The molecular landscape in non-muscle-invasive bladder cancer (NMIBC) is characterized by large biological heterogeneity with variable clinical outcomes. Here, we perform an integrative multi-omics analysis of patients diagnosed with NMIBC (n = 834). Transcriptomic analysis identifies four classes (1, 2a, 2b and 3) reflecting tumor biology and disease aggressiveness. Both transcriptome-based subtyping and the level of chromosomal instability provide independent prognostic value beyond established prognostic clinicopathological parameters. High chromosomal instability, p53-pathway disruption and APOBEC-related mutations are significantly associated with transcriptomic class 2a and poor outcome.
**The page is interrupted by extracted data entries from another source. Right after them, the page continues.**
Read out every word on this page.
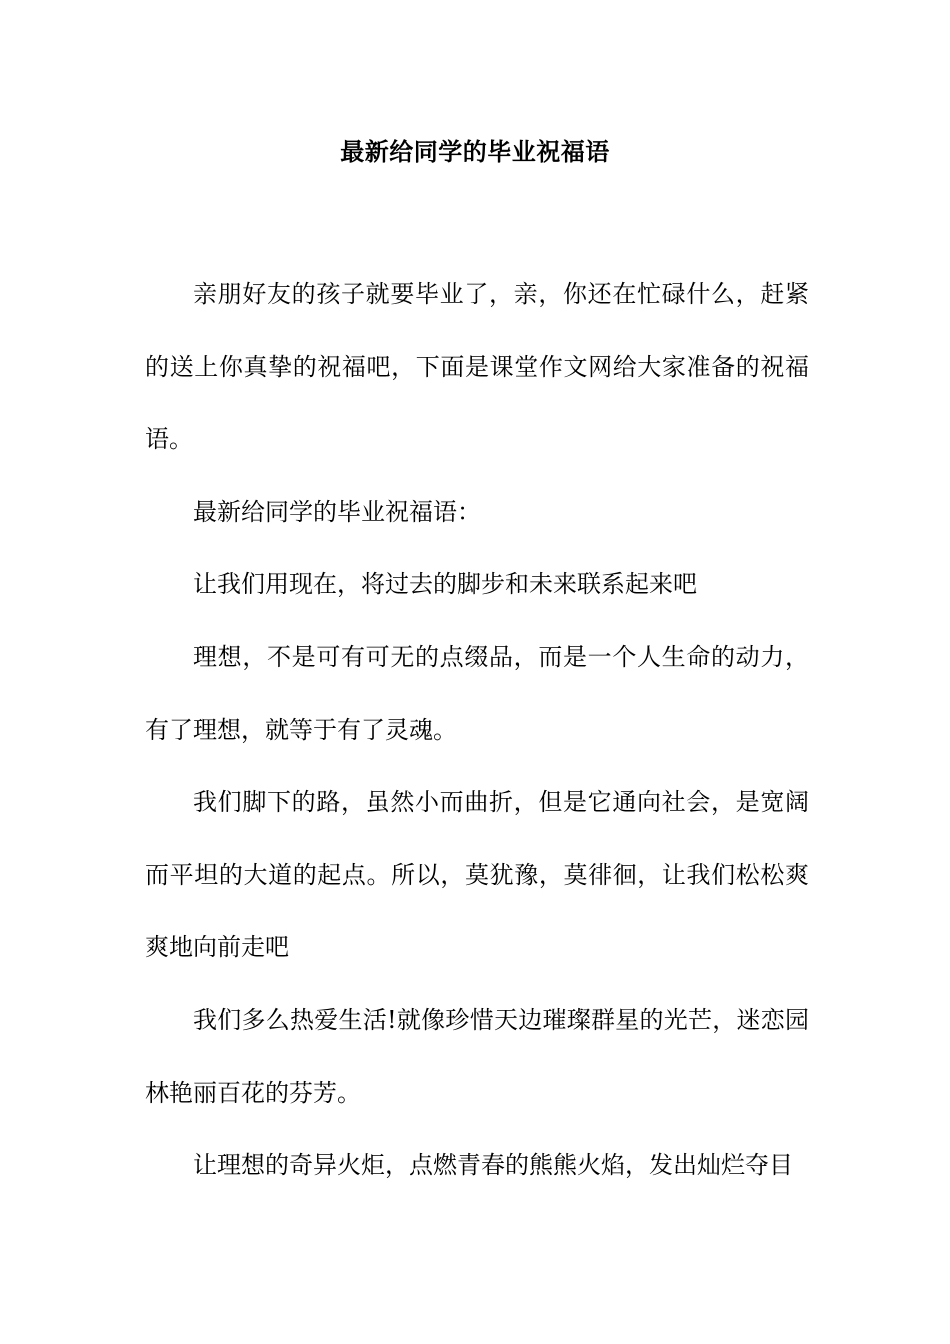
最新给同学的毕业祝福语

亲朋好友的孩子就要毕业了，亲，你还在忙碌什么，赶紧的送上你真挚的祝福吧，下面是课堂作文网给大家准备的祝福语。

最新给同学的毕业祝福语：

让我们用现在，将过去的脚步和未来联系起来吧

理想，不是可有可无的点缀品，而是一个人生命的动力，有了理想，就等于有了灵魂。

我们脚下的路，虽然小而曲折，但是它通向社会，是宽阔而平坦的大道的起点。所以，莫犹豫，莫徘徊，让我们松松爽爽地向前走吧

我们多么热爱生活!就像珍惜天边璀璨群星的光芒，迷恋园林艳丽百花的芬芳。

让理想的奇异火炬，点燃青春的熊熊火焰，发出灿烂夺目
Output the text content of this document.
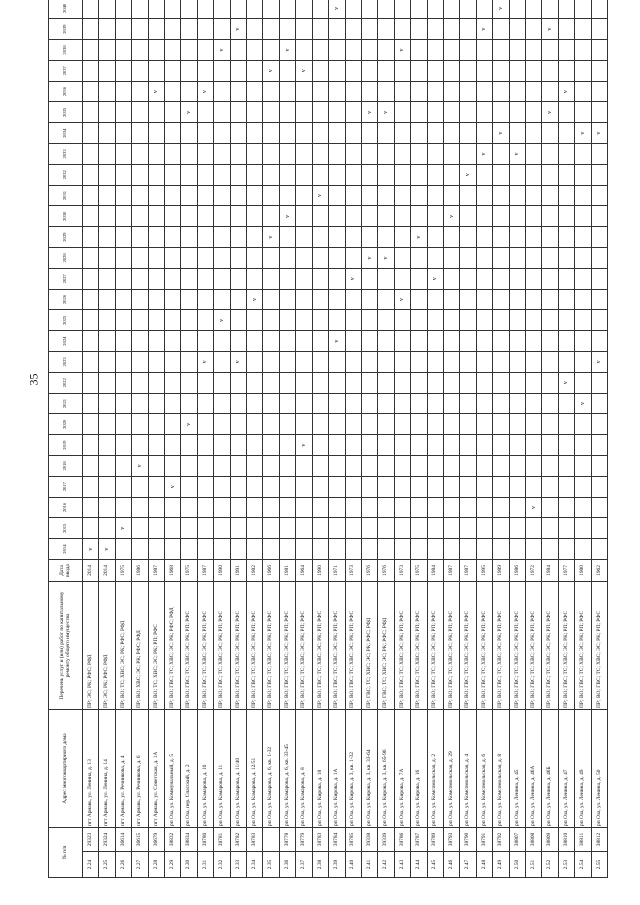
35
№ п/п		Адрес многоквартирного дома	Перечень услуг и (или) работ по капитальному ремонту общего имущества	Дата ввода	2014	2015	2016	2017	2018	2019	2020	2021	2022	2023	2024	2025	2026	2027	2028	2029	2030	2031	2032	2033	2034	2035	2036	2037	2038	2039	2040				
2.24	29323	пгт Арнавь, ул. Ленина, д. 13	ПР; ЭС; РК; РФС; РФД	2014	v																														
2.25	29324	пгт Арнавь, ул. Ленина, д. 14	ПР; ЭС; РК; РФС; РФД	2014	v																														
2.26	36614	пгт Арнавь, ул. Речникова, д. 4	ПР; ВО; ТС; ХВС; ЭС; РК; РФС; РФД	1975		v																													
2.27	36615	пгт Арнавь, ул. Речникова, д. 6	ПР; ВО; ХВС; ЭС; РК; РФС; РФД	1986					v																										
2.28	36679	пгт Арнавь, ул. Советская, д. 1А	ПР; ВО; ТС; ХВС; ЭС; РК; РП; РФС	1987																							v								
2.29	38832	рп Оза, ул. Коммунальный, д. 5	ПР; ВО; ГВС; ТС; ХВС; ЭС; РК; РФС; РФД	1968				v																											
2.30	38834	рп Оза, пер. Спасский, д. 2	ПР; ВО; ГВС; ТС; ХВС; ЭС; РК; РП; РФС	1975							v															v									
2.31	38780	рп Оза, ул. Камарова, д. 10	ПР; ВО; ГВС; ТС; ХВС; ЭС; РК; РП; РФС	1987										v													v								
2.32	38781	рп Оза, ул. Камарова, д. 11	ПР; ВО; ГВС; ТС; ХВС; ЭС; РК; РП; РФС	1990												v													v						
2.33	38782	рп Оза, ул. Камарова, д. 11/40	ПР; ВО; ГВС; ТС; ХВС; ЭС; РК; РП; РФС	1991										v																v					
2.34	38783	рп Оза, ул. Камарова, д. 12/51	ПР; ВО; ГВС; ТС; ХВС; ЭС; РК; РП; РФС	1982													v																		
2.35		рп Оза, ул. Камарова, д. 6, кв. 1-32	ПР; ВО; ГВС; ТС; ХВС; ЭС; РК; РП; РФС	1966																v								v							
2.36	38778	рп Оза, ул. Камарова, д. 6, кв. 33-45	ПР; ВО; ГВС; ТС; ХВС; ЭС; РК; РП; РФС	1981																	v								v						
2.37	38779	рп Оза, ул. Камарова, д. 8	ПР; ВО; ГВС; ТС; ХВС; ЭС; РК; РП; РФС	1964						v																		v							
2.38	38783	рп Оза, ул. Кирова, д. 18	ПР; ВО; ГВС; ТС; ХВС; ЭС; РК; РП; РФС	1990																		v													
2.39	38784	рп Оза, ул. Кирова, д. 1А	ПР; ВО; ГВС; ТС; ХВС; ЭС; РК; РП; РФС	1971											v																v				
2.40	38785	рп Оза, ул. Кирова, д. 3, кв. 1-32	ПР; ВО; ГВС; ТС; ХВС; ЭС; РК; РП; РФС	1973														v																	
2.41	39338	рп Оза, ул. Кирова, д. 3, кв. 33-64	ПР; ГВС; ТС; ХВС; ЭС; РК; РФС; РФД	1976															v							v									
2.42	39339	рп Оза, ул. Кирова, д. 3, кв. 65-96	ПР; ГВС; ТС; ХВС; ЭС; РК; РФС; РФД	1976															v							v									
2.43	38786	рп Оза, ул. Кирова, д. 7А	ПР; ВО; ГВС; ТС; ХВС; ЭС; РК; РП; РФС	1973													v												v						
2.44	38787	рп Оза, ул. Кирова, д. 16	ПР; ВО; ГВС; ТС; ХВС; ЭС; РК; РП; РФС	1975																v															
2.45	38789	рп Оза, ул. Комсомольская, д. 2	ПР; ВО; ГВС; ТС; ХВС; ЭС; РК; РП; РФС	1984														v																	
2.46	38793	рп Оза, ул. Комсомольская, д. 29	ПР; ВО; ГВС; ТС; ХВС; ЭС; РК; РП; РФС	1987																	v														
2.47	38790	рп Оза, ул. Комсомольская, д. 4	ПР; ВО; ГВС; ТС; ХВС; ЭС; РК; РП; РФС	1987																			v												
2.48	38791	рп Оза, ул. Комсомольская, д. 6	ПР; ВО; ГВС; ТС; ХВС; ЭС; РК; РП; РФС	1995																				v						v					
2.49	38792	рп Оза, ул. Комсомольская, д. 8	ПР; ВО; ГВС; ТС; ХВС; ЭС; РК; РП; РФС	1989																					v						v				
2.50	38807	рп Оза, ул. Ленина, д. 45	ПР; ВО; ГВС; ТС; ХВС; ЭС; РК; РП; РФС	1986																				v											
2.51	38808	рп Оза, ул. Ленина, д. 46А	ПР; ВО; ГВС; ТС; ХВС; ЭС; РК; РП; РФС	1972			v																												
2.52	38809	рп Оза, ул. Ленина, д. 46Б	ПР; ВО; ГВС; ТС; ХВС; ЭС; РК; РП; РФС	1984																						v				v					
2.53	38810	рп Оза, ул. Ленина, д. 47	ПР; ВО; ГВС; ТС; ХВС; ЭС; РК; РП; РФС	1977									v														v								
2.54	38811	рп Оза, ул. Ленина, д. 49	ПР; ВО; ГВС; ТС; ХВС; ЭС; РК; РП; РФС	1980								v													v										
2.55	38812	рп Оза, ул. Ленина, д. 50	ПР; ВО; ГВС; ТС; ХВС; ЭС; РК; РП; РФС	1962										v											v										
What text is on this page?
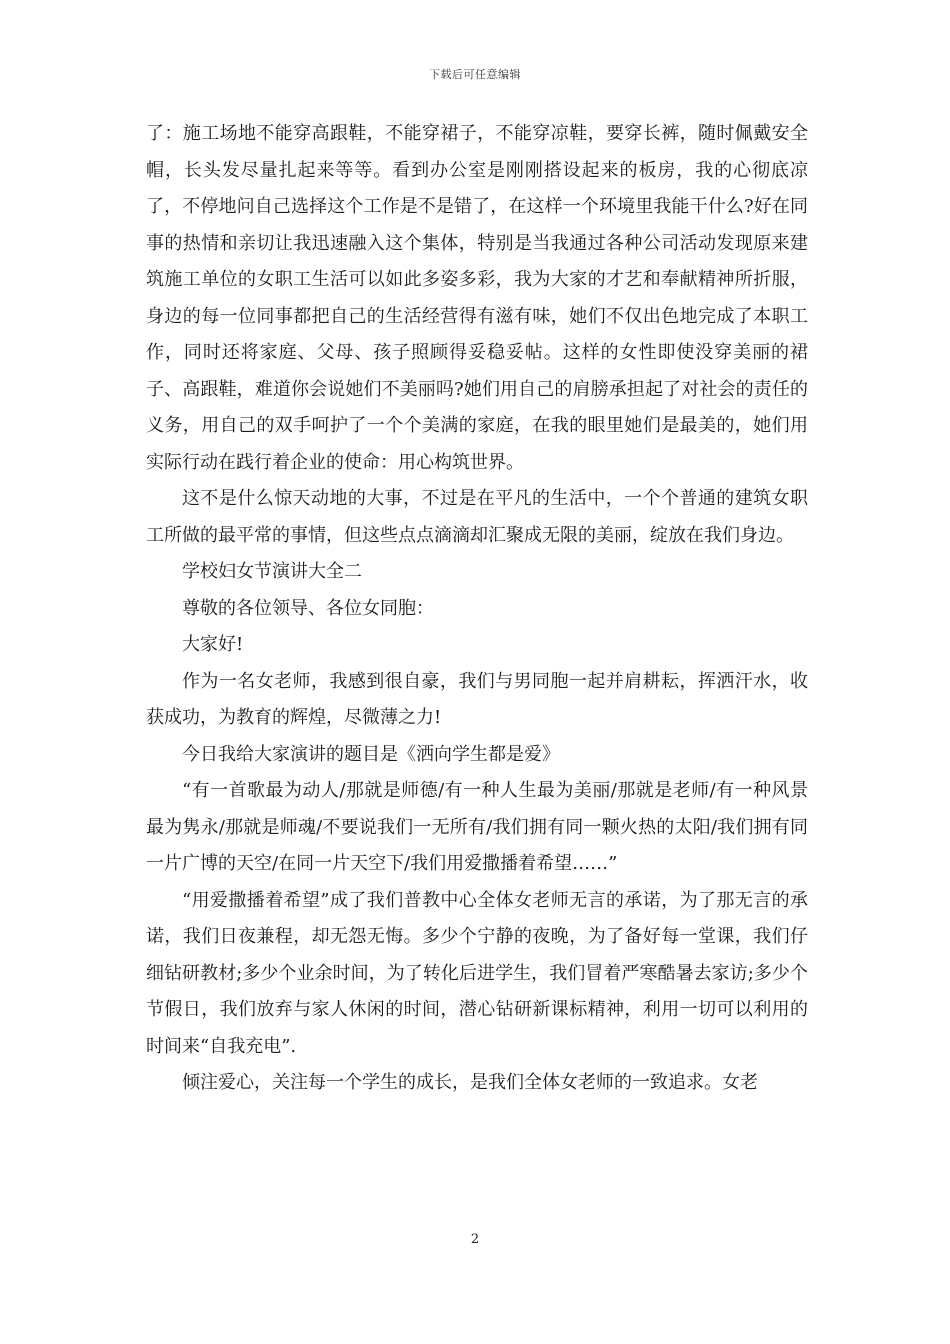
下载后可任意编辑

了：施工场地不能穿高跟鞋，不能穿裙子，不能穿凉鞋，要穿长裤，随时佩戴安全帽，长头发尽量扎起来等等。看到办公室是刚刚搭设起来的板房，我的心彻底凉了，不停地问自己选择这个工作是不是错了，在这样一个环境里我能干什么?好在同事的热情和亲切让我迅速融入这个集体，特别是当我通过各种公司活动发现原来建筑施工单位的女职工生活可以如此多姿多彩，我为大家的才艺和奉献精神所折服，身边的每一位同事都把自己的生活经营得有滋有味，她们不仅出色地完成了本职工作，同时还将家庭、父母、孩子照顾得妥稳妥帖。这样的女性即使没穿美丽的裙子、高跟鞋，难道你会说她们不美丽吗?她们用自己的肩膀承担起了对社会的责任的义务，用自己的双手呵护了一个个美满的家庭，在我的眼里她们是最美的，她们用实际行动在践行着企业的使命：用心构筑世界。

这不是什么惊天动地的大事，不过是在平凡的生活中，一个个普通的建筑女职工所做的最平常的事情，但这些点点滴滴却汇聚成无限的美丽，绽放在我们身边。

学校妇女节演讲大全二

尊敬的各位领导、各位女同胞：

大家好!

作为一名女老师，我感到很自豪，我们与男同胞一起并肩耕耘，挥洒汗水，收获成功，为教育的辉煌，尽微薄之力!

今日我给大家演讲的题目是《洒向学生都是爱》

“有一首歌最为动人/那就是师德/有一种人生最为美丽/那就是老师/有一种风景最为隽永/那就是师魂/不要说我们一无所有/我们拥有同一颗火热的太阳/我们拥有同一片广博的天空/在同一片天空下/我们用爱撒播着希望……”

“用爱撒播着希望”成了我们普教中心全体女老师无言的承诺，为了那无言的承诺，我们日夜兼程，却无怨无悔。多少个宁静的夜晚，为了备好每一堂课，我们仔细钻研教材;多少个业余时间，为了转化后进学生，我们冒着严寒酷暑去家访;多少个节假日，我们放弃与家人休闲的时间，潜心钻研新课标精神，利用一切可以利用的时间来“自我充电”.

倾注爱心，关注每一个学生的成长，是我们全体女老师的一致追求。女老

2
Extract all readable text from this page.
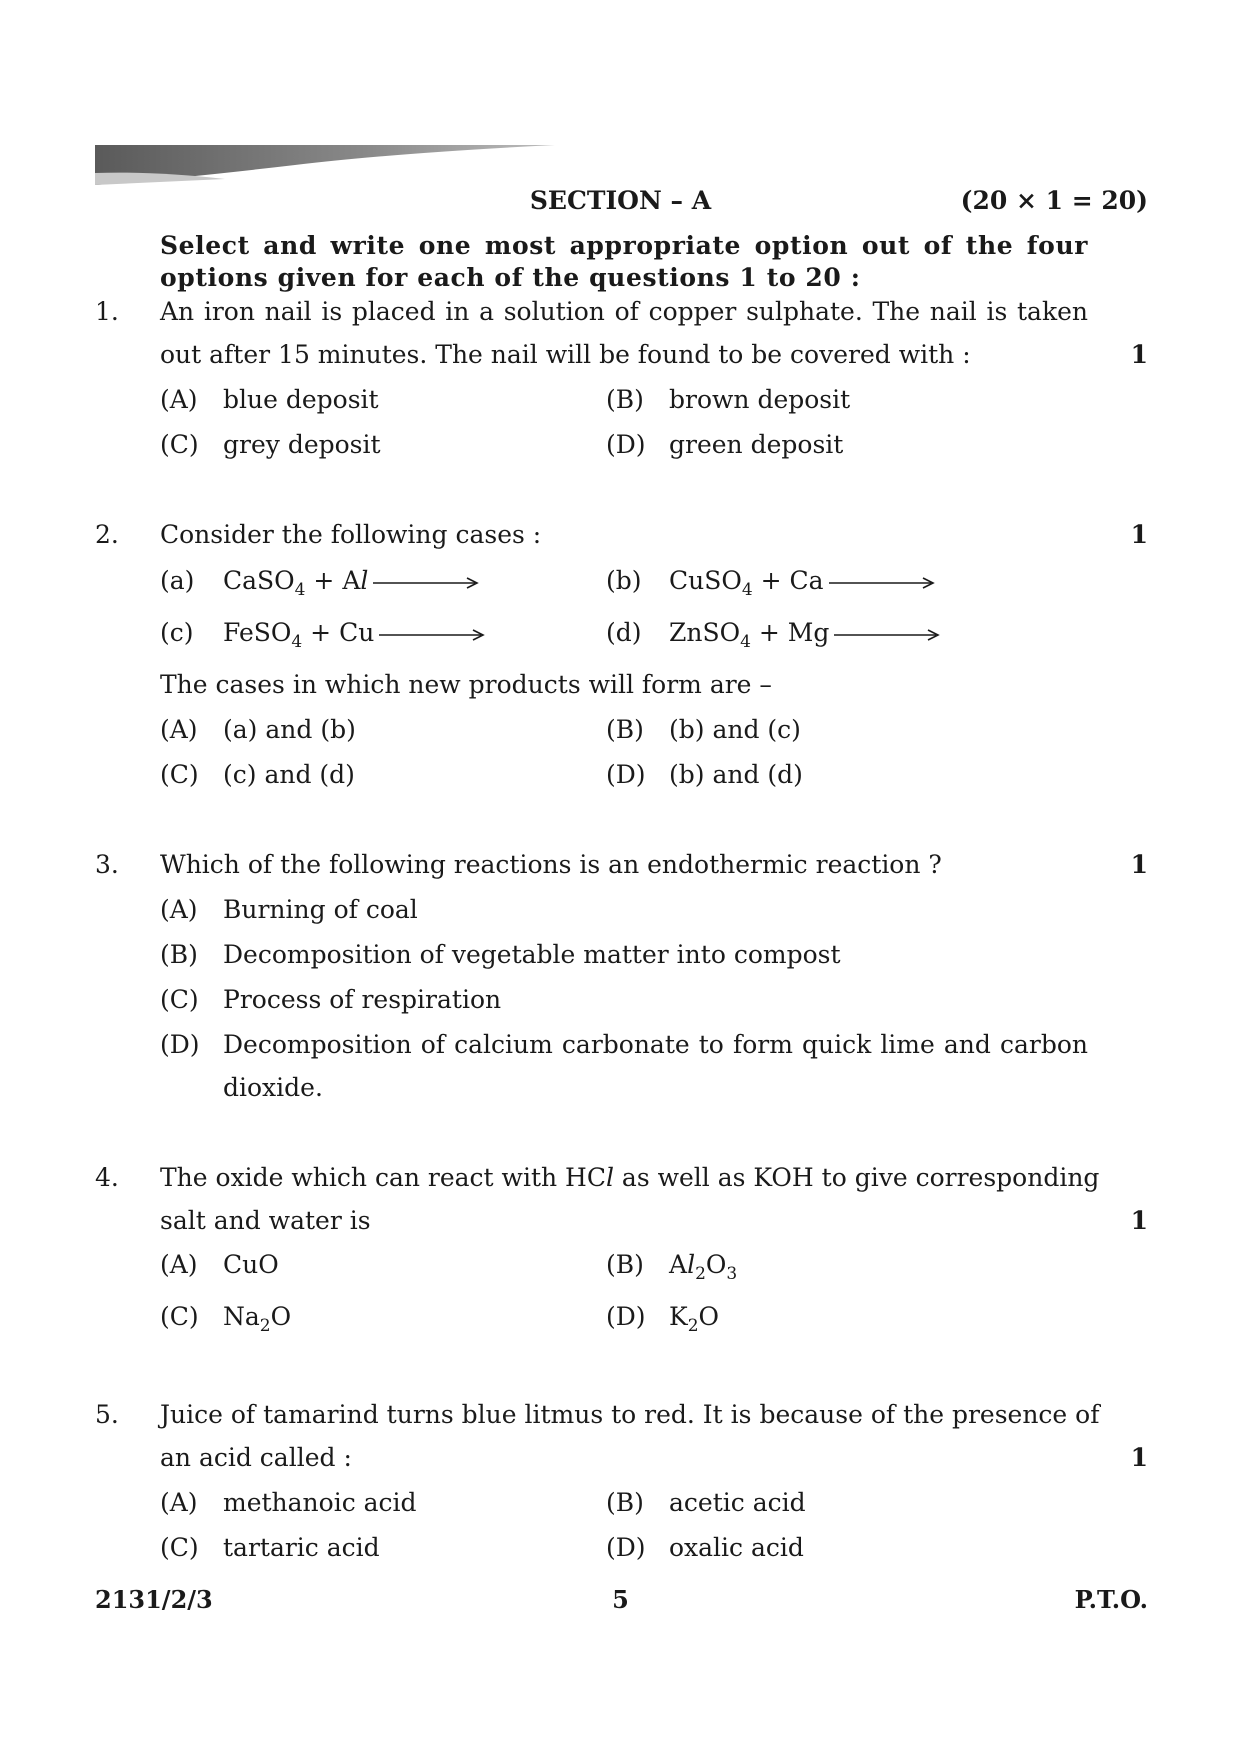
SECTION – A	(20 × 1 = 20)
Select and write one most appropriate option out of the four
options given for each of the questions 1 to 20 :
1. An iron nail is placed in a solution of copper sulphate. The nail is taken
out after 15 minutes. The nail will be found to be covered with :	1
(A) blue deposit	(B) brown deposit
(C) grey deposit	(D) green deposit
2. Consider the following cases :	1
(a) CaSO$_4$ + Al	(b) CuSO$_4$ + Ca
(c) FeSO$_4$ + Cu	(d) ZnSO$_4$ + Mg
The cases in which new products will form are –
(A) (a) and (b)	(B) (b) and (c)
(C) (c) and (d)	(D) (b) and (d)
3. Which of the following reactions is an endothermic reaction ?	1
(A) Burning of coal
(B) Decomposition of vegetable matter into compost
(C) Process of respiration
(D) Decomposition of calcium carbonate to form quick lime and carbon
dioxide.
4. The oxide which can react with HCl as well as KOH to give corresponding
salt and water is	1
(A) CuO	(B) $Al_2O_3$
(C) $Na_2O$	(D) $K_2O$
5. Juice of tamarind turns blue litmus to red. It is because of the presence of
an acid called :	1
(A) methanoic acid	(B) acetic acid
(C) tartaric acid	(D) oxalic acid
2131/2/3	5	P.T.O.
RNA-derived immune cell infiltration is associated with chromosomally unstable tumors and enriched in class 2b. Spatial proteomics analysis confirms the higher infiltration of class 2b tumors and demonstrates an association between higher immune cell infiltration and lower recurrence rates. Finally, the independent prognostic value of the transcriptomic classes is documented in 1228 validation samples using a single sample classification tool. The classifier provides a framework for biomarker discovery and for optimizing treatment and surveillance in next-generation clinical trials.